Simon Lewson states Mills art as "exuberantly raunchy" during his interview with the artist in July 2015. He goes on to say that her work suggests "in a world of seemingly limitless porn, the notion of decency is anachronistic". Therefore, Mills finds it hilarious to exhibit digital art and sensor it at the same time.

=== Hyperallergic Interviews: "Everything I Do Has the Smell of Digital": Lorna Mills on Her Art ===

In Mira Dayal's interview with Mills, she states how scrolling through her website, "LornaMillsImageDump", was like experiencing a warped and nauseating version of the internet or Tumblr feed. She also mentions this is due to how Mills uses animations and GIFs in her work to create a constant motion all over the screen and how one piece tends to bleed into another.

== Process ==
When creating a new art work Mills begins to search certain websites for source material.
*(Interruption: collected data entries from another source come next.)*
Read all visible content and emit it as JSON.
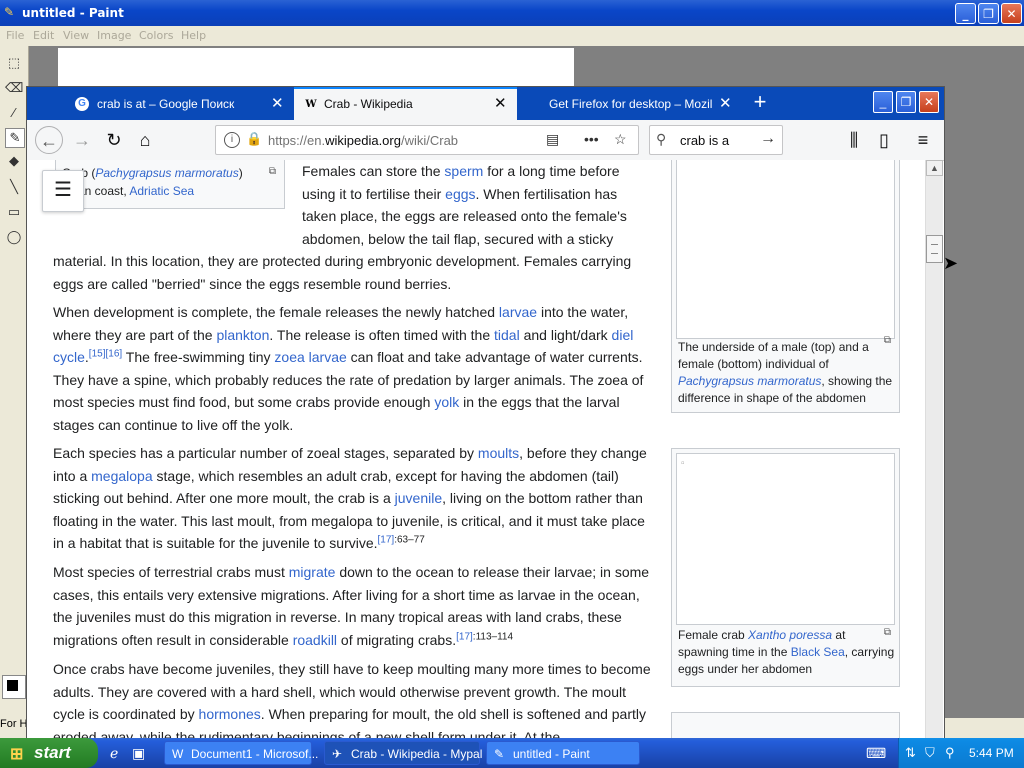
{
  "paint": {
    "title": "untitled - Paint",
    "menu": [
      "File",
      "Edit",
      "View",
      "Image",
      "Colors",
      "Help"
    ],
    "status_left": "For H"
  },
  "firefox": {
    "tabs": [
      {
        "label": "crab is at – Google Поиск",
        "favicon": "G"
      },
      {
        "label": "Crab - Wikipedia",
        "favicon": "W",
        "active": true
      },
      {
        "label": "Get Firefox for desktop – Mozilla (U",
        "favicon": "firefox-icon"
      }
    ],
    "url_host_prefix": "https://en.",
    "url_host": "wikipedia.org",
    "url_path": "/wiki/Crab",
    "search_query": "crab is a"
  },
  "article": {
    "top_caption": {
      "pre": "Crab (",
      "species": "Pachygrapsus marmoratus",
      "post": ")",
      "line2_pre": "strian coast, ",
      "line2_link": "Adriatic Sea"
    },
    "p1": {
      "t1": "Females can store the ",
      "a1": "sperm",
      "t2": " for a long time before",
      "t3": "using it to fertilise their ",
      "a2": "eggs",
      "t4": ". When fertilisation has",
      "t5": "taken place, the eggs are released onto the female's",
      "t6": "abdomen, below the tail flap, secured with a sticky",
      "t7": "material. In this location, they are protected during embryonic development. Females carrying eggs are called \"berried\" since the eggs resemble round berries."
    },
    "p2": {
      "t1": "When development is complete, the female releases the newly hatched ",
      "a1": "larvae",
      "t2": " into the water, where they are part of the ",
      "a2": "plankton",
      "t3": ". The release is often timed with the ",
      "a3": "tidal",
      "t4": " and light/dark ",
      "a4": "diel cycle",
      "s1": "[15]",
      "s2": "[16]",
      "t5": " The free-swimming tiny ",
      "a5": "zoea larvae",
      "t6": " can float and take advantage of water currents. They have a spine, which probably reduces the rate of predation by larger animals. The zoea of most species must find food, but some crabs provide enough ",
      "a6": "yolk",
      "t7": " in the eggs that the larval stages can continue to live off the yolk."
    },
    "p3": {
      "t1": "Each species has a particular number of zoeal stages, separated by ",
      "a1": "moults",
      "t2": ", before they change into a ",
      "a2": "megalopa",
      "t3": " stage, which resembles an adult crab, except for having the abdomen (tail) sticking out behind. After one more moult, the crab is a ",
      "a3": "juvenile",
      "t4": ", living on the bottom rather than floating in the water. This last moult, from megalopa to juvenile, is critical, and it must take place in a habitat that is suitable for the juvenile to survive.",
      "s1": "[17]",
      "s1b": ":63–77"
    },
    "p4": {
      "t1": "Most species of terrestrial crabs must ",
      "a1": "migrate",
      "t2": " down to the ocean to release their larvae; in some cases, this entails very extensive migrations. After living for a short time as larvae in the ocean, the juveniles must do this migration in reverse. In many tropical areas with land crabs, these migrations often result in considerable ",
      "a2": "roadkill",
      "t3": " of migrating crabs.",
      "s1": "[17]",
      "s1b": ":113–114"
    },
    "p5": {
      "t1": "Once crabs have become juveniles, they still have to keep moulting many more times to become adults. They are covered with a hard shell, which would otherwise prevent growth. The moult cycle is coordinated by ",
      "a1": "hormones",
      "t2": ". When preparing for moult, the old shell is softened and partly eroded away, while the rudimentary beginnings of a new shell form under it. At the"
    },
    "thumb1": {
      "c1": "The underside of a male (top) and a female (bottom) individual of ",
      "a1": "Pachygrapsus marmoratus",
      "c2": ", showing the difference in shape of the abdomen"
    },
    "thumb2": {
      "c1": "Female crab ",
      "a1": "Xantho poressa",
      "c2": " at spawning time in the ",
      "a2": "Black Sea",
      "c3": ", carrying eggs under her abdomen"
    }
  },
  "taskbar": {
    "start_label": "start",
    "tasks": [
      {
        "label": "Document1 - Microsof..."
      },
      {
        "label": "Crab - Wikipedia - Mypal",
        "active": true
      },
      {
        "label": "untitled - Paint"
      }
    ],
    "clock": "5:44 PM"
  }
}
The sites chosen are predominantly on the dark web and include; Reddit, 4chan, pornfails, and Russian domains. When searching the content, her choices tend to be "GIFs that are un-arty, made from real footage and, for the most part, disconnected from mainstream culture." The favourite subjects of Mills tend to be anything outlandish. Mills then removes the subjects she has chosen from their surrounding background frame by frame. The cuts are rough and tend to leave edges of the original background attached giving the images a "grainy, pulsating aura". She then collages her gathered imaged together using Adobe Flash Professional. When she puts the images together Mills aims to create a piece where the GIFs are moving independently but relate to one another.